HYDROXYCHLOROQUINE-INDUCED LIPIDOSIS: BOON FOR LUPUS NEPHRITIS BECOMES BANE Nidhi Jindal, Fotios Koumpouras, Teresa McHale, Sheldon Bastacky, Kelly Liang; University of Pittsburgh, Pittsburgh, PA, USA Hydroxychloroquine (HCQ) is commonly used to treat systemic lupus erythematosus (SLE) and lupus nephritis (LN). We report an interesting case of HCQ-induced lipidosis that was clinically thought to represent worsening LN. A 24 year old Caucasian male with LN class IV-G diagnosed on renal biopsy in 2007 was treated initially with cyclophosphamide (CYC) for 6 months and high-dose steroids followed by tapering prednisone. He was started on mycophenolate mofetil (CellCept) in Feb 2008 along with prednisone and HCQ. In Sept 2008, 24-h urine protein was 2.8 g/day. He had a flare of LN in May 2009 treated with CYC and Solu-Medrol, and he required hemodialysis until July 2009. Renal function was normal until Sept 2009 when creatinine rose to 1.4 mg/dl. In Oct 2009, urine protein increased to 7.8 g/day, and he had foamy urine, abdominal pain, nausea, and vomiting.
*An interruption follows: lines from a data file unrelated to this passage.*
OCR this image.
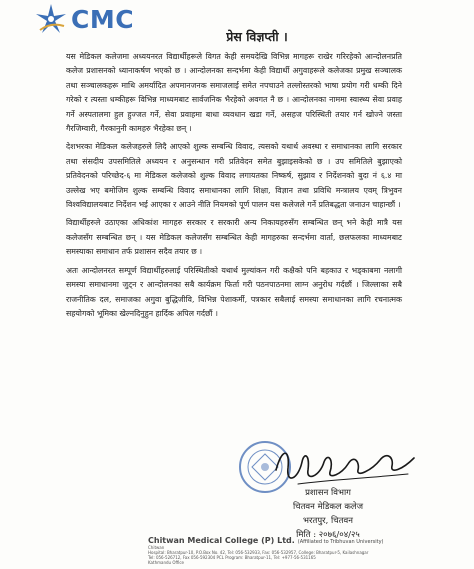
CMC
प्रेस विज्ञप्ती ।

यस मेडिकल कलेजमा अध्ययनरत विद्यार्थीहरूले विगत केही समयदेखि विभिन्न मागहरू राखेर गरिरहेको आन्दोलनप्रति कलेज प्रशासनको ध्यानाकर्षण भएको छ । आन्दोलनका सन्दर्भमा केही विद्यार्थी अगुवाहरूले कलेजका प्रमुख सञ्चालक तथा सञ्चालकहरू माथि अमर्यादित अपमानजनक समाजलाई समेत नपचाउने तल्लोस्तरको भाषा प्रयोग गरी धम्की दिने गरेको र त्यस्ता धम्कीहरू विभिन्न माध्यमबाट सार्वजनिक भैरहेको अवगत नै छ । आन्दोलनका नाममा स्वास्थ्य सेवा प्रवाह गर्ने अस्पतालमा हुल हुज्जत गर्ने, सेवा प्रवाहमा बाधा व्यवधान खडा गर्ने, असहज परिस्थिती तयार गर्न खोज्ने जस्ता गैरजिम्वारी, गैरकानुनी कामहरु भैरहेका छन् ।

देशभरका मेडिकल कलेजहरुले लिदै आएको शुल्क सम्बन्धि विवाद, त्यसको यथार्थ अवस्था र समाधानका लागि सरकार तथा संसदीय उपसमितिले अध्ययन र अनुसन्धान गरी प्रतिवेदन समेत बुझाइसकेको छ । उप समितिले बुझाएको प्रतिवेदनको परिच्छेद-६ मा मेडिकल कलेजको शुल्क विवाद लगायतका निष्कर्ष, सुझाव र निर्देशनको बुदा नं ६.४ मा उल्लेख भए बमोजिम शुल्क सम्बन्धि विवाद समाधानका लागि शिक्षा, विज्ञान तथा प्रविधि मन्त्रालय एवम् त्रिभुवन विश्वविद्यालयबाट निर्देशन भई आएका र आउने नीति नियमको पूर्ण पालन यस कलेजले गर्ने प्रतिबद्धता जनाउन चाहान्छौं ।

विद्यार्थीहरुले उठाएका अधिकांश मागहरु सरकार र सरकारी अन्य निकायहरुसँग सम्बन्धित छन् भने केही मात्रै यस कलेजसँग सम्बन्धित छन् । यस मेडिकल कलेजसँग सम्बन्धित केही मागहरुका सन्दर्भमा वार्ता, छलफलका माध्यमबाट समस्याका समाधान तर्फ प्रशासन सदैव तयार छ ।

अतः आन्दोलनरत सम्पूर्ण विद्यार्थीहरुलाई परिस्थितीको यथार्थ मुल्यांकन गरी कक्षैको पनि बहकाउ र भड्काबमा नलागी समस्या समाधानमा जुट्न र आन्दोलनका सबै कार्यक्रम फिर्ता गरी पठनपाठनमा लाग्न अनुरोध गर्दछौं । जिल्लाका सबै राजनीतिक दल, समाजका अगुवा बुद्धिजीवि, विभिन्न पेशाकर्मी, पत्रकार सबैलाई समस्या समाधानका लागि रचनात्मक सहयोगको भूमिका खेल्नदिनुहुन हार्दिक अपिल गर्दछौं ।

प्रशासन विभाग
चितवन मेडिकल कलेज
भरतपुर, चितवन
मिति : २०७६/०४/२५
Chitwan Medical College (P) Ltd. (Affiliated to Tribhuvan University)
Chitwan
Hospital: Bharatpur-10, P.O.Box No. 42, Tel: 056-532933, Fax: 056-532957, College: Bharatpur-5, Kailashnagar
Tel: 056-526712, Fax 056-592304 PCL Program: Bharatpur-11, Tel: +977-56-531165
Kathmandu Office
Due to suspected LN flare or onset of class V LN, CellCept was increased from 1 g to 1.5 g orally twice daily. A renal biopsy revealed no evidence of immune-mediated renal disease, making progression of LN unlikely. Rather, it showed mesangial infiltration by foamy macrophages with lamellated lysosomal inclusions (myeloid bodies), and subendothelial deposits of lipoid material, consistent with HCQ-induced lipidosis. Fabry’s disease was excluded by normal serum alpha-galactosidase A level of 0.192 U/L (normal range 0.075-0.457 U/L). HCQ was discontinued, and he recovered normal renal function with proteinuria decreasing to 0.83 g/day in Nov 2009 and 0.38 g/day in Feb 2010. Rarely, HCQ may cause morphological abnormalities that mimic Fabry’s disease and often presents with similar clinical manifestations. It can erroneously be interpreted as either progression of LN or Fabry’s disease, and renal biopsy is useful in diagnosis. Knowledge of the rare occurrence of HCQ-induced lipidosis is important in the management of LN patients, and it must be considered in SLE patients presenting with worsening renal function and proteinuria. Withholding HCQ is the recommended treatment and can lead to remarkable improvement of renal function and proteinuria.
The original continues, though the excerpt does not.